Both men had severe aortic stenosis, which is a common problem in the elderly.
"I was extremely fatigued and that was the issue with me, the tiredness," said Horstmyer.
"If I exerted myself in any way physically, two flights of stairs would do it, with groceries, forget it," said Schoendorf
In a two hour long procedure, under general anesthesia, through a small incision in the leg, a balloon is threaded into the heart to open the diseased valve, then another catheter is used to put this device in place.
"The new device is inside the old valve that the patient was born with," said Dr. Heldman.
For now this is only being tested in patients for whom tradition valve surgery would be too risky.
Dr.

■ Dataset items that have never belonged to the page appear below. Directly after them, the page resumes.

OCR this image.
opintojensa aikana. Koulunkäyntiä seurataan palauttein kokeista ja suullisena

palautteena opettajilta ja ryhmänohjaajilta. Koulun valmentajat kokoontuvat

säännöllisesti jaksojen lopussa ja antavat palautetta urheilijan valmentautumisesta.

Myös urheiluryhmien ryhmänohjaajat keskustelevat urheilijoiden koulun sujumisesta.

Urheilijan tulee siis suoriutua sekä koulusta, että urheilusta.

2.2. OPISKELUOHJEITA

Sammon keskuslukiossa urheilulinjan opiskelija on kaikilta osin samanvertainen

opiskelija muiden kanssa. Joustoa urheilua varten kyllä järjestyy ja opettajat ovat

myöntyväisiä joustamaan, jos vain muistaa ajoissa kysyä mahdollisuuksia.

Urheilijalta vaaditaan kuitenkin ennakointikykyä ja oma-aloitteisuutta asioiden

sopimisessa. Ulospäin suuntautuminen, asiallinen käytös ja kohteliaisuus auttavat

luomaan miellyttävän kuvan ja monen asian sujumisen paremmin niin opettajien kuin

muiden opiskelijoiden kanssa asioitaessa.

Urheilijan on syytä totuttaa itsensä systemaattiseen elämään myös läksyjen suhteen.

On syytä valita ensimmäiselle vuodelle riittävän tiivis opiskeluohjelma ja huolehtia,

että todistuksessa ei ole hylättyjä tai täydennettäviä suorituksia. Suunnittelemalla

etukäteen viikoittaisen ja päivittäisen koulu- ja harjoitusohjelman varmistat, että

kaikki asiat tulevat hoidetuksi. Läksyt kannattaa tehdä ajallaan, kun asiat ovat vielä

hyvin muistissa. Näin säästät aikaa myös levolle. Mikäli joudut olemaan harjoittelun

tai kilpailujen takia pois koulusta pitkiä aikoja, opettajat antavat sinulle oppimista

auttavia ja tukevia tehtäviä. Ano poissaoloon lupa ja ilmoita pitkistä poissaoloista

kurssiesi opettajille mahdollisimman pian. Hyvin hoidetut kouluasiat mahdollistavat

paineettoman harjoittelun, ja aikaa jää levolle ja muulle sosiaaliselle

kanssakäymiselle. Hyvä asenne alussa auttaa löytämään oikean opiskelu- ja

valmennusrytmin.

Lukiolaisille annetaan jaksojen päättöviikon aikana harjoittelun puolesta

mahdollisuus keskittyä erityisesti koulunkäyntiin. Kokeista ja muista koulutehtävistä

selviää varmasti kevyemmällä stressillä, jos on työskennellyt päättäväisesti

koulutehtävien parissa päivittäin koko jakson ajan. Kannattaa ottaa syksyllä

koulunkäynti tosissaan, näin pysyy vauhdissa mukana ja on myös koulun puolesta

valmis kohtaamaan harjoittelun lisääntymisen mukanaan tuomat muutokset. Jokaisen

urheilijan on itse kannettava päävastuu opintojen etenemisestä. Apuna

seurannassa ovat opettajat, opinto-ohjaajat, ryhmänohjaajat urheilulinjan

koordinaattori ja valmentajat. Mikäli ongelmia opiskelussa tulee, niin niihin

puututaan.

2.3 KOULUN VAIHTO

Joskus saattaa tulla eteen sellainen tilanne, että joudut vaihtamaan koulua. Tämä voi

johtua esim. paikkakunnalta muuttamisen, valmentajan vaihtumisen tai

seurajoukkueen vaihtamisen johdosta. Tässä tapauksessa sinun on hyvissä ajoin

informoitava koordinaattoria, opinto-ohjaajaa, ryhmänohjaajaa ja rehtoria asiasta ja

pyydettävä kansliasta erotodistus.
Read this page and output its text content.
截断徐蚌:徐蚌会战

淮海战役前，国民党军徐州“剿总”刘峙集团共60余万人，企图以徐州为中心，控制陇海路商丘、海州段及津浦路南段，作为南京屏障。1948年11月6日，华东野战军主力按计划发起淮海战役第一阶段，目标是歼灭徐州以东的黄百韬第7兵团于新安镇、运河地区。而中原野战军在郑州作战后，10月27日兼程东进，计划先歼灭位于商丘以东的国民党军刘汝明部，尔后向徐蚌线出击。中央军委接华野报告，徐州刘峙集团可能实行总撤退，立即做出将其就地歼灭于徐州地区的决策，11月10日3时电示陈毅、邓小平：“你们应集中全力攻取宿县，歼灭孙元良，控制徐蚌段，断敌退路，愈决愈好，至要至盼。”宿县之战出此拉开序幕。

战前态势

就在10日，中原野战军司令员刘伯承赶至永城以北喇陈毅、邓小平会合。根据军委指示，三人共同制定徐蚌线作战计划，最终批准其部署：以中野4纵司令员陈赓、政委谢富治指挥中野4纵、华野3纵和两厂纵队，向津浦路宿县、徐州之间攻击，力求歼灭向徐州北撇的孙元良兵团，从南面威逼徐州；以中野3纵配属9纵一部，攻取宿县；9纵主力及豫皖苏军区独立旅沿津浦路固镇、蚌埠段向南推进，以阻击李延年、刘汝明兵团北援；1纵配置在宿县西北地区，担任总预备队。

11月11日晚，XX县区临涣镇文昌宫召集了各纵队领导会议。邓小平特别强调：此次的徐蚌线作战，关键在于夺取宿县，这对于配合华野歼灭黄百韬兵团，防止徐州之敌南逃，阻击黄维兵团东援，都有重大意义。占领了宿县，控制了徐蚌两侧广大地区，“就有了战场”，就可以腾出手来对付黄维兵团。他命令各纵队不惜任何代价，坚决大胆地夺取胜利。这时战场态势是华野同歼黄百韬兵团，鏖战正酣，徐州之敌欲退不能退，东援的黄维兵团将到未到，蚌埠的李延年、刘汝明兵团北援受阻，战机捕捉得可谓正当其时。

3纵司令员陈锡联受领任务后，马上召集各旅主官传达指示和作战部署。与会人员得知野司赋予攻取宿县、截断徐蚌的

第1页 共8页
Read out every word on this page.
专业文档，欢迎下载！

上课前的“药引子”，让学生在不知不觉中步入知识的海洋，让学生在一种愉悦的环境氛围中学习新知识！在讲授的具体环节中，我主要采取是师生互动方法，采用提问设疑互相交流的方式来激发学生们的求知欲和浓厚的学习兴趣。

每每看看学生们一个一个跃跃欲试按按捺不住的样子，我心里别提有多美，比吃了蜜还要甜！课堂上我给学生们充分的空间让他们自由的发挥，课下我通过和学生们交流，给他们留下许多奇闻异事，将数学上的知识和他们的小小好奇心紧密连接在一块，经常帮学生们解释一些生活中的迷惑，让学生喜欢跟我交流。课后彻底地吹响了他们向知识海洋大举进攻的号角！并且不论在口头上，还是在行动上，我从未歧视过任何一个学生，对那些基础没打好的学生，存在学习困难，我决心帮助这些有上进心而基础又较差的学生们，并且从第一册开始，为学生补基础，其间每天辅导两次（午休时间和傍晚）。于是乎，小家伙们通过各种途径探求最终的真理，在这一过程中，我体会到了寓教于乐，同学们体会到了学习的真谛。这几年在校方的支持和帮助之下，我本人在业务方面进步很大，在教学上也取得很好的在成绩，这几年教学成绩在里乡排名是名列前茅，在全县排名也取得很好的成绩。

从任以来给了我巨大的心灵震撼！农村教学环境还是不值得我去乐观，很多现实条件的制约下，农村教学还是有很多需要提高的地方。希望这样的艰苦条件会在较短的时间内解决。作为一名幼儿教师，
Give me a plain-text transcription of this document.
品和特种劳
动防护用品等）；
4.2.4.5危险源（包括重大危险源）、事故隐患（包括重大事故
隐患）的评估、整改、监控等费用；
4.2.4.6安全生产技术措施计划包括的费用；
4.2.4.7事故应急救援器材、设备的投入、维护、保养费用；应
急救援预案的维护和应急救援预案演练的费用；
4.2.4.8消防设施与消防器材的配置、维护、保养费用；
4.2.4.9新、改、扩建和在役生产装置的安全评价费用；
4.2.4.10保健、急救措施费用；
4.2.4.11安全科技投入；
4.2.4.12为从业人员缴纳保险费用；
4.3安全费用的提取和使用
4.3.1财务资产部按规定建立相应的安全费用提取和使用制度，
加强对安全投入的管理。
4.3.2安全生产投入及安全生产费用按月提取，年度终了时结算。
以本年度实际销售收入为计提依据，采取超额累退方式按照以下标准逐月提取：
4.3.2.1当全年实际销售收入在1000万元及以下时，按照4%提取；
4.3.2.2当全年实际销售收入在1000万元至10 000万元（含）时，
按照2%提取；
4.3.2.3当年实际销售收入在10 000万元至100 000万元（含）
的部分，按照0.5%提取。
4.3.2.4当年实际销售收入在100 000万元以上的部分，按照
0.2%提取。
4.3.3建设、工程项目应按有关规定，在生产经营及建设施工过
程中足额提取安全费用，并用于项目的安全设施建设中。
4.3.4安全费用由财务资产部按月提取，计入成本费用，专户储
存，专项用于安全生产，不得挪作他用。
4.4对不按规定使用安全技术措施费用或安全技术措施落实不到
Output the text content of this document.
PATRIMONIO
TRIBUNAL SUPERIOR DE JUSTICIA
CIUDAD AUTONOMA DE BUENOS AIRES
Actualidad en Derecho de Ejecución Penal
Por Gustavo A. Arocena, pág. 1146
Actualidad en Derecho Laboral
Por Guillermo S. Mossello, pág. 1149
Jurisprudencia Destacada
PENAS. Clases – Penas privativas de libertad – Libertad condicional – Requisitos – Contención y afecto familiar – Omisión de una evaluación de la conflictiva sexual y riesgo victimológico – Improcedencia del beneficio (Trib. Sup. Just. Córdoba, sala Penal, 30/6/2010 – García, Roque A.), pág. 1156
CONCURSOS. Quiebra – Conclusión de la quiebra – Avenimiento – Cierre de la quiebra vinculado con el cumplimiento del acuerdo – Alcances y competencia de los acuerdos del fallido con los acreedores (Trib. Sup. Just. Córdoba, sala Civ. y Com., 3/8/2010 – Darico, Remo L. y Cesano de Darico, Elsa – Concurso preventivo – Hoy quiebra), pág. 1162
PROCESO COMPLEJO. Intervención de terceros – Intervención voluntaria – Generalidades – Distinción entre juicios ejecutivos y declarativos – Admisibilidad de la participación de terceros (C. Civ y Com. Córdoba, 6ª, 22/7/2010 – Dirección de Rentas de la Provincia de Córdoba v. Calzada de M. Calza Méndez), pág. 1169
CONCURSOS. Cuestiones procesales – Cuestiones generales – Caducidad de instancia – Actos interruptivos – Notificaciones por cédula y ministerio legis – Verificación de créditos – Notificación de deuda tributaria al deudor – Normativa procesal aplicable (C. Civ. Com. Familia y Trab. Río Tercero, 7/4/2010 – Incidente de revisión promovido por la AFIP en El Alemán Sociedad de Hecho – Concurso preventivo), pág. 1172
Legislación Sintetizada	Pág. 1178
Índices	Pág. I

William O'Neill was the first to perform this procedure in the United States. "It's still too early to say that this is going to be a replacement for heart surgery, but we expect that probably within 10 years most patients with aortic stenosis are going to be treated with this procedure rather than valve replacement surgery," said O’Neill.
The valve has not been approved by the FDA. Researchers hope to have approval in 3 to 5 years.